Third Prayer (to open eyes of the blinded Syrian army):
“And it came to pass, when they had come to Samaria, that Elijah said (prayed), ‘Lord, open the eyes of this men, that they may see.’ And the Lord opened their eyes, and they saw; and there they were, inside Samaria! [trapped!]. verse 20. “Now when the king of Israel saw them, he said to Elisha, ‘My father, shall I kill them? Shall I kill them?’ verse 21. “And he answered, ‘You shall not kill them. Would you kill those whom you have taken captive with your sword and with your bow? Set food and water before them, that they may eat and drink and go to their master.” v 22. “Then he prepared a great feast for them, and after they ate and drank, he sent them away, and they went to their master. So the hands of the Syrian raiders came no more into the land of Israel.” v 23.

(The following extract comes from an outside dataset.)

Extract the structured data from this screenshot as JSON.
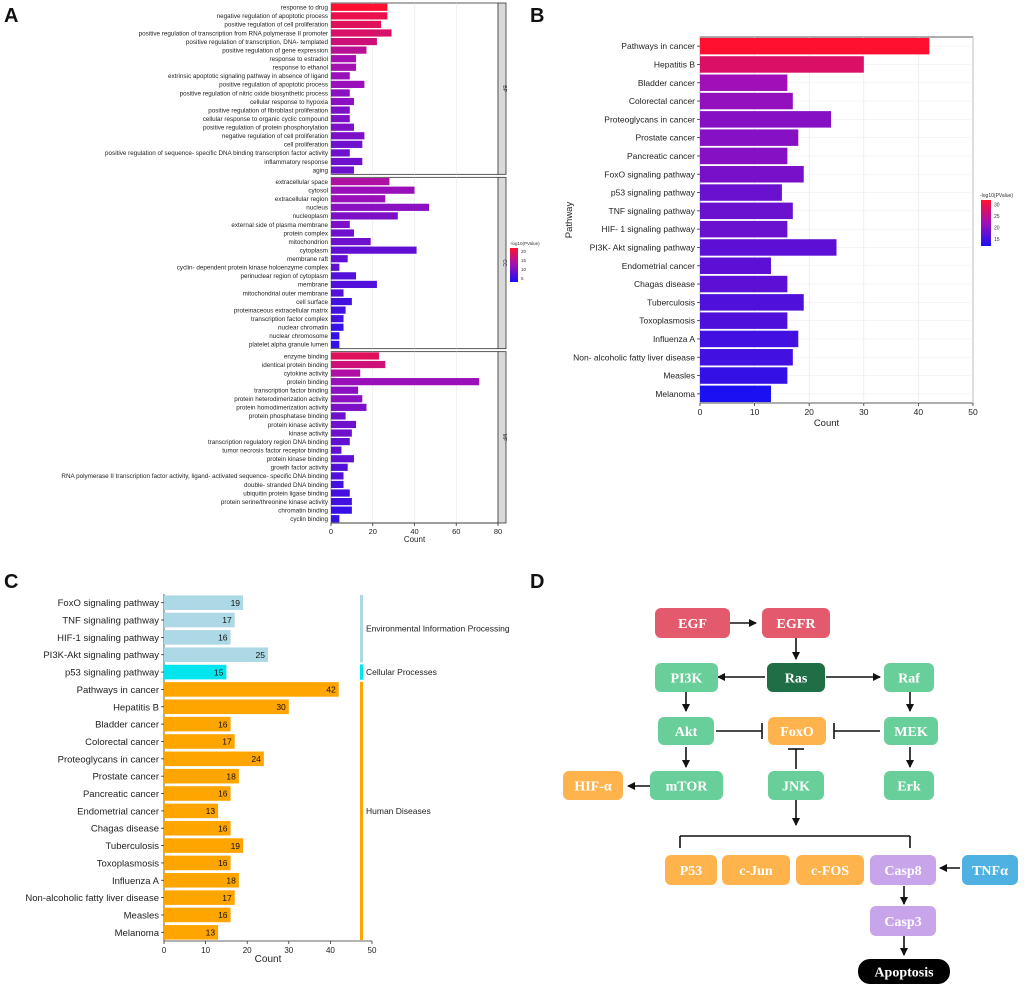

In a terrible time of crisis, Elisha prayed. But he did not pray like many have been doing since this Covid crisis struck. Many are praying because of fear. They hardly prayed before when life was pleasant and prosperous. In desperation they are pleading that G0d will stop the corona virus and restore normalcy. But Elisha’s prayers of faith started with asking God to first to open the eyes of his own servant! What an irony! The servant of the prophet who had witnessed all the miracles performed by his master!—and yet still blind? That is, “Wretched, miserable, poor, blind and naked” (Rev. 3:17)?
As we have been learning throughout our studies on God’s dealings in the past with His people, the peoples of the nations, and the world itself, God is calmly fulfilling His purposes through the different great crises that He allows, and therefore, is in full control. It is man in rebellion against God’s law who is not in God’s control. As prophesied by the prophets of old and the apostles, sad history will repeat itself. Just like apostate Israel in Elijah and Elisha’s time, modern spiritual Israel is the one who is out of control. They are not fully yielded “in heart, mind, soul and strength” to God!
Elisha “saw by faith” and “walked by faith.” He did ask God, as many doubting Thomases still do, “to see is to believe.” Only when it was necessary, God also opened His servant’s physical sight. But what he saw merely affirmed and confirmed what he already knew and saw by the faith.
Are we like Elisha the prophet’s servant? Or like God’s faithful prophet servant?